The number of hematopoietic stem cells (HSC) and endothelial progenitor cells (EPC) is thought to be a marker for neovascularization and vascular repair. Because physical inactivity and aging are risk factors for cardiovascular diseases, these factors may influence the numbers of HSCs and EPCs. Therefore, we examined baseline and exercise-induced levels of HSCs and EPCs in sedentary and trained young and older men. To study the role of aging in eight sedentary young (19–28 years) and eight sedentary older men (67–76 years), baseline and acute exercise-induced numbers of HSCs (CD34+-cells) and EPCs (CD34+/VEGFR-2+-cells) were quantified by fluorescence-activated cell sorter (FACS) analysis.
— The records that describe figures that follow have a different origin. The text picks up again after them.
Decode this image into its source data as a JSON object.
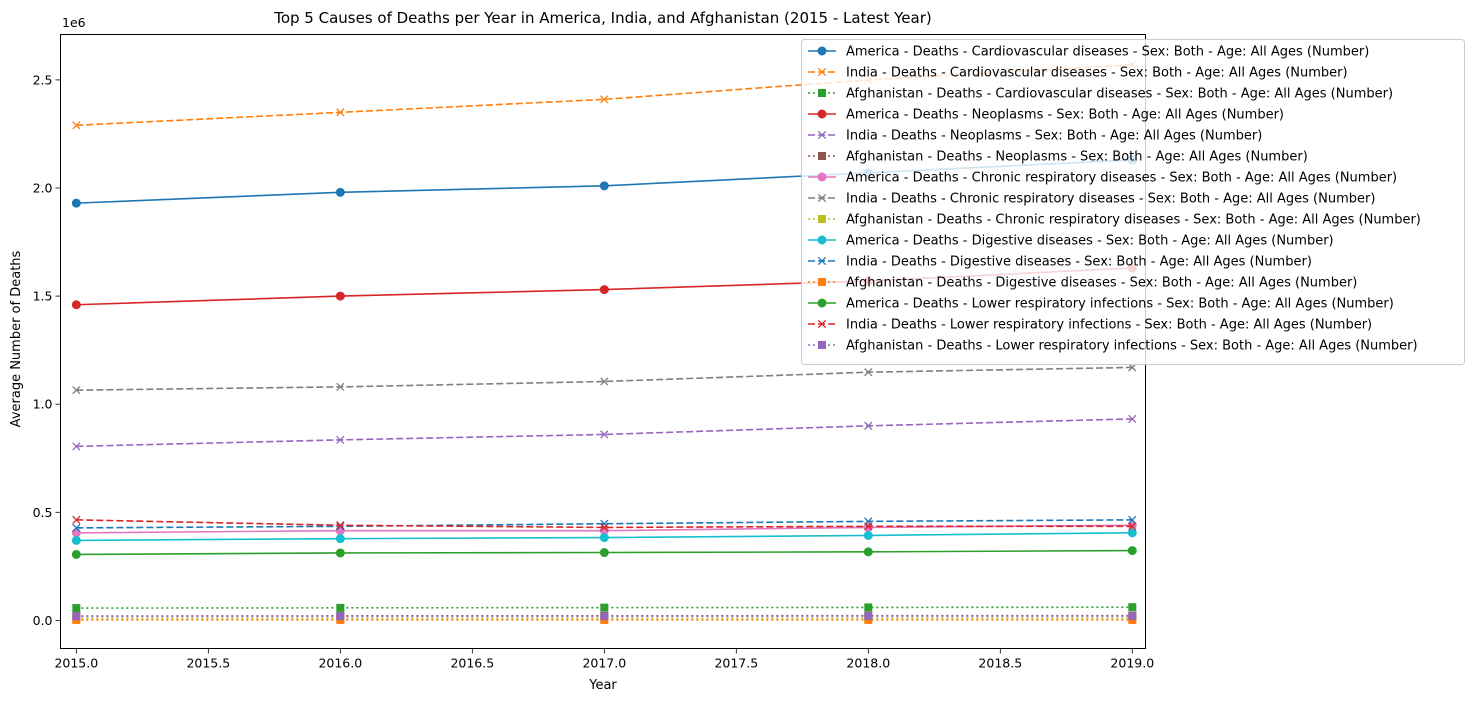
{
  "chart_data": {
    "type": "line",
    "title": "Top 5 Causes of Deaths per Year in America, India, and Afghanistan (2015 - Latest Year)",
    "xlabel": "Year",
    "ylabel": "Average Number of Deaths",
    "y_offset_label": "1e6",
    "xlim": [
      2014.94,
      2019.05
    ],
    "ylim": [
      -130000,
      2710000
    ],
    "xticks": [
      2015.0,
      2015.5,
      2016.0,
      2016.5,
      2017.0,
      2017.5,
      2018.0,
      2018.5,
      2019.0
    ],
    "xtick_labels": [
      "2015.0",
      "2015.5",
      "2016.0",
      "2016.5",
      "2017.0",
      "2017.5",
      "2018.0",
      "2018.5",
      "2019.0"
    ],
    "yticks": [
      0,
      500000,
      1000000,
      1500000,
      2000000,
      2500000
    ],
    "ytick_labels": [
      "0.0",
      "0.5",
      "1.0",
      "1.5",
      "2.0",
      "2.5"
    ],
    "grid": false,
    "legend_position": "top-right",
    "x": [
      2015,
      2016,
      2017,
      2018,
      2019
    ],
    "series": [
      {
        "name": "America - Deaths - Cardiovascular diseases - Sex: Both - Age: All Ages (Number)",
        "values": [
          1930000,
          1980000,
          2010000,
          2070000,
          2130000
        ],
        "color": "#1f77b4",
        "dash": "solid",
        "marker": "circle"
      },
      {
        "name": "India - Deaths - Cardiovascular diseases - Sex: Both - Age: All Ages (Number)",
        "values": [
          2290000,
          2350000,
          2410000,
          2500000,
          2570000
        ],
        "color": "#ff7f0e",
        "dash": "dashed",
        "marker": "x"
      },
      {
        "name": "Afghanistan - Deaths - Cardiovascular diseases - Sex: Both - Age: All Ages (Number)",
        "values": [
          57000,
          58000,
          59000,
          60000,
          61000
        ],
        "color": "#2ca02c",
        "dash": "dotted",
        "marker": "square"
      },
      {
        "name": "America - Deaths - Neoplasms - Sex: Both - Age: All Ages (Number)",
        "values": [
          1460000,
          1500000,
          1530000,
          1570000,
          1630000
        ],
        "color": "#d62728",
        "dash": "solid",
        "marker": "circle"
      },
      {
        "name": "India - Deaths - Neoplasms - Sex: Both - Age: All Ages (Number)",
        "values": [
          805000,
          835000,
          860000,
          900000,
          932000
        ],
        "color": "#9467bd",
        "dash": "dashed",
        "marker": "x"
      },
      {
        "name": "Afghanistan - Deaths - Neoplasms - Sex: Both - Age: All Ages (Number)",
        "values": [
          20000,
          21000,
          21000,
          22000,
          22000
        ],
        "color": "#8c564b",
        "dash": "dotted",
        "marker": "square"
      },
      {
        "name": "America - Deaths - Chronic respiratory diseases - Sex: Both - Age: All Ages (Number)",
        "values": [
          405000,
          415000,
          415000,
          430000,
          440000
        ],
        "color": "#e377c2",
        "dash": "solid",
        "marker": "circle"
      },
      {
        "name": "India - Deaths - Chronic respiratory diseases - Sex: Both - Age: All Ages (Number)",
        "values": [
          1065000,
          1080000,
          1105000,
          1148000,
          1170000
        ],
        "color": "#7f7f7f",
        "dash": "dashed",
        "marker": "x"
      },
      {
        "name": "Afghanistan - Deaths - Chronic respiratory diseases - Sex: Both - Age: All Ages (Number)",
        "values": [
          9000,
          9000,
          9000,
          10000,
          10000
        ],
        "color": "#bcbd22",
        "dash": "dotted",
        "marker": "square"
      },
      {
        "name": "America - Deaths - Digestive diseases - Sex: Both - Age: All Ages (Number)",
        "values": [
          370000,
          378000,
          383000,
          393000,
          405000
        ],
        "color": "#17becf",
        "dash": "solid",
        "marker": "circle"
      },
      {
        "name": "India - Deaths - Digestive diseases - Sex: Both - Age: All Ages (Number)",
        "values": [
          428000,
          435000,
          447000,
          458000,
          465000
        ],
        "color": "#1f77b4",
        "dash": "dashed",
        "marker": "x"
      },
      {
        "name": "Afghanistan - Deaths - Digestive diseases - Sex: Both - Age: All Ages (Number)",
        "values": [
          2000,
          2000,
          2000,
          2000,
          2000
        ],
        "color": "#ff7f0e",
        "dash": "dotted",
        "marker": "square"
      },
      {
        "name": "America - Deaths - Lower respiratory infections - Sex: Both - Age: All Ages (Number)",
        "values": [
          305000,
          312000,
          314000,
          317000,
          323000
        ],
        "color": "#2ca02c",
        "dash": "solid",
        "marker": "circle"
      },
      {
        "name": "India - Deaths - Lower respiratory infections - Sex: Both - Age: All Ages (Number)",
        "values": [
          465000,
          440000,
          430000,
          435000,
          435000
        ],
        "color": "#d62728",
        "dash": "dashed",
        "marker": "x"
      },
      {
        "name": "Afghanistan - Deaths - Lower respiratory infections - Sex: Both - Age: All Ages (Number)",
        "values": [
          19000,
          19000,
          19000,
          20000,
          20000
        ],
        "color": "#9467bd",
        "dash": "dotted",
        "marker": "square"
      }
    ]
  }
}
To examine the effect of chronic training, eight age-matched trained young men (18–28 years) were compared with sedentary young men, whereas older men performed an 8-week endurance training. Older men showed significantly lower baseline and exercise-induced levels of HSCs/EPCs than the young men (P < 0.05). In young and older men, acute exercise significantly increased HSCs (P < 0.01), but not EPCs. The absolute increase in numbers of HSCs was attenuated in older men (P = 0.03). Apart from the lower baseline numbers of EPCs after chronic training in older men, training status did not alter baseline or exercise-induced levels of HSCs/EPCs in young and older men. We concluded that advancing age results in lower circulating numbers of HSCs and EPCs and attenuates the acute exercise-induced increase in HSCs. Interestingly, in young as well as in older men chronic endurance training does not affect baseline and exercise-induced numbers of HSCs and EPCs.